Choisir les aliments les moins impactants

Comment être certain de faire le bon choix environnemental en faisant ses courses, autrement qu’en mangeant local et de saison ? Car si cela fonctionne pour les fruits et légumes, cela n’aide pas trop pour les autres catégories alimentaires. Une étude récente parue dans Science (1) a fait ce travail pour nous. 

On l’a vu ce sont les modes de production et le transport qui alourdissent le plus le bilan carbone des aliments. Mais l’empreinte environnementale d’un aliment dépend d’autres facteurs notamment l’utilisation de terres, l’utilisation d’eau douce, l’acidification et l’eutrophisation des sols.

Les chercheurs ont analysé 570 études et ont évalué les données sur ces cinq indicateurs environnementaux de 38 700 exploitations agricoles dans 119 pays pour 40 aliments très courants. Ces résultats permettent de connaître les aliments les moins impactants pour l’environnement et ceux qui, au contraire, sont à limiter.

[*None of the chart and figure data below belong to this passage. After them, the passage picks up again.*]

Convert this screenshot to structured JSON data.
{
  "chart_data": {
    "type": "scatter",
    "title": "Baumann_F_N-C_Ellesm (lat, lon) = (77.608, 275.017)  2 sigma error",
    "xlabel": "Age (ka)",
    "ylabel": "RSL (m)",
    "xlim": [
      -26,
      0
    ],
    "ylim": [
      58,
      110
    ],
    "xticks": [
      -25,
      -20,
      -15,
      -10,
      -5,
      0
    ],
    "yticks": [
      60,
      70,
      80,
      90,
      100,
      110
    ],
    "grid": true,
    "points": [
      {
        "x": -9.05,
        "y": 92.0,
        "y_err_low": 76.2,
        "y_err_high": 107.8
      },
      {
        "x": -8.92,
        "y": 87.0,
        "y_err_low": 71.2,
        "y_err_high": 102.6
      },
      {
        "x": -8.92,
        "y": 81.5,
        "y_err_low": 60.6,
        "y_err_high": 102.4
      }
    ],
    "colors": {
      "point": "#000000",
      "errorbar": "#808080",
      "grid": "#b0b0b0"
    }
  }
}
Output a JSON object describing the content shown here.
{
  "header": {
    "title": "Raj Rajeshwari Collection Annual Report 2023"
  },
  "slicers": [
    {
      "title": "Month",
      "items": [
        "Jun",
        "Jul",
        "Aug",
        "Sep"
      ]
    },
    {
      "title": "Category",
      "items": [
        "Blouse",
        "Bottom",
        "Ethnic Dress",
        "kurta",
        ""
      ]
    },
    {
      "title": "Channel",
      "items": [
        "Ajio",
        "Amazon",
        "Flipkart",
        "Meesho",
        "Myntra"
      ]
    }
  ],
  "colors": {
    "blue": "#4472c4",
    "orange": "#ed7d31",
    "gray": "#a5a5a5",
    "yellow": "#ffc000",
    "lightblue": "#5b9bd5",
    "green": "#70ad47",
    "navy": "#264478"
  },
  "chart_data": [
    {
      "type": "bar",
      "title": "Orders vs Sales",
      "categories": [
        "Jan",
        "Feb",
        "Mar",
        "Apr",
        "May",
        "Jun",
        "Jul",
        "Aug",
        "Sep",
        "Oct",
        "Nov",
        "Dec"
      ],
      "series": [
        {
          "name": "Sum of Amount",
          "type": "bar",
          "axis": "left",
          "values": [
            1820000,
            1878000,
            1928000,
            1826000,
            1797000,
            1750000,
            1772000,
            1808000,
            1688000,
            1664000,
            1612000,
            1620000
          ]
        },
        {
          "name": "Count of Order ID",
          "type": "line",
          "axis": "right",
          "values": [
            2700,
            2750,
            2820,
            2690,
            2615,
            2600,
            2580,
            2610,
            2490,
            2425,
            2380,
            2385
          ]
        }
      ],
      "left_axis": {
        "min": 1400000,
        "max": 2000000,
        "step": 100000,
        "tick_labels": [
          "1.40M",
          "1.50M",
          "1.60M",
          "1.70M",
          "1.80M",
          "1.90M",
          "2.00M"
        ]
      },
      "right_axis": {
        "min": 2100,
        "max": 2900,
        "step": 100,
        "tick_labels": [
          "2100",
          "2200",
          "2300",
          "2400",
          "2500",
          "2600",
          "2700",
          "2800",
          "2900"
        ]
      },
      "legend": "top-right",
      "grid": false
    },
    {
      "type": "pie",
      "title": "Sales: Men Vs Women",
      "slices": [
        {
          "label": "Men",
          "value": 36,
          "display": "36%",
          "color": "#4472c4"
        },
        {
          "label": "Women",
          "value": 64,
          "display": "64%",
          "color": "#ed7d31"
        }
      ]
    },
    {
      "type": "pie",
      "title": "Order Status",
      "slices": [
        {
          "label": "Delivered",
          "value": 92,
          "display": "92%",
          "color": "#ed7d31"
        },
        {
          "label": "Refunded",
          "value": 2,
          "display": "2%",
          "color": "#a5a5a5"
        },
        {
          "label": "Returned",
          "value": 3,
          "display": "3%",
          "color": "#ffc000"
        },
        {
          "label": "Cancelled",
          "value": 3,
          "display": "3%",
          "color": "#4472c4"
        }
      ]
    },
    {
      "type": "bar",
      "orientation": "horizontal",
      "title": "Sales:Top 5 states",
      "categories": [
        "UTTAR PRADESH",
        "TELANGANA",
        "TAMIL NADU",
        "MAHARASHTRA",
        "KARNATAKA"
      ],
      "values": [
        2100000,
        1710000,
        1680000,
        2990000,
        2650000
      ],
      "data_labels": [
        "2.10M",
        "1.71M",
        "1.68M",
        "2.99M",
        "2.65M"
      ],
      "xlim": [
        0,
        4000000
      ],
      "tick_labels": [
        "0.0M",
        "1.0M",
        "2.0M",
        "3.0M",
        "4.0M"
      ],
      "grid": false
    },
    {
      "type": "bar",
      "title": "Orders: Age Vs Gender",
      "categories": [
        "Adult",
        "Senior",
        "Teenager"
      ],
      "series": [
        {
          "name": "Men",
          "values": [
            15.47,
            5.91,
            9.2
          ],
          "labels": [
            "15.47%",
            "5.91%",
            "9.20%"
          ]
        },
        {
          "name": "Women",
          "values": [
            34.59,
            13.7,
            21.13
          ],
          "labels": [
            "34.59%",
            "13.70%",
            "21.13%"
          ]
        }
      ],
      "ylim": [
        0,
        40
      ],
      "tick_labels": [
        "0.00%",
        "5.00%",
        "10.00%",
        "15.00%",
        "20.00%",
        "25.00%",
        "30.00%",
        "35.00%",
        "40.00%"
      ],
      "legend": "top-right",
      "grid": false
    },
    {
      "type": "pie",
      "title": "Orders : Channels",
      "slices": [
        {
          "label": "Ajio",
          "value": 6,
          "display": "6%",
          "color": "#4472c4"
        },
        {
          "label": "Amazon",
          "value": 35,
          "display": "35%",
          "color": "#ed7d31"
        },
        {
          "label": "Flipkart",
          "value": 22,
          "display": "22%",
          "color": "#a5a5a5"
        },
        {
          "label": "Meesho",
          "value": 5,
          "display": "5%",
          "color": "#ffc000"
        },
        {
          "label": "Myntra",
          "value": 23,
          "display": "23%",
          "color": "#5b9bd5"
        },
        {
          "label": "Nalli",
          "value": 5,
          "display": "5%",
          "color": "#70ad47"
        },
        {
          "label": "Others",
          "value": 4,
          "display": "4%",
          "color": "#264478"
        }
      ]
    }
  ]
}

Nous vous les avons résumés dans l’infographie ci-dessous (pour le yaourt, le beurre, le colin et le hareng, les chiffres sont moins récents et issus d’une étude publiée dans le Journal of Cleaner Production (2)).
Les chiffres sont donnés pour 1 kg d’aliments en équivalent CO2.

Où faire ses courses ?

Pour réduire son impact environnemental, mieux vaut délaisser les grandes surfaces au profit d’une distribution alternative qui participe à rendre nos territoires résilients vis-à-vis de l’alimentation en faisant profiter l’économie locale. Le mot d’ordre de cette consommation est bien évidemment circuit court. Voici quelques idées fiables, parmi d’autres :

La ruche qui dit oui  
Plateforme qui propose de faire ses courses via le web auprès de producteurs locaux (dans un rayon de 200 km autour du point de vente).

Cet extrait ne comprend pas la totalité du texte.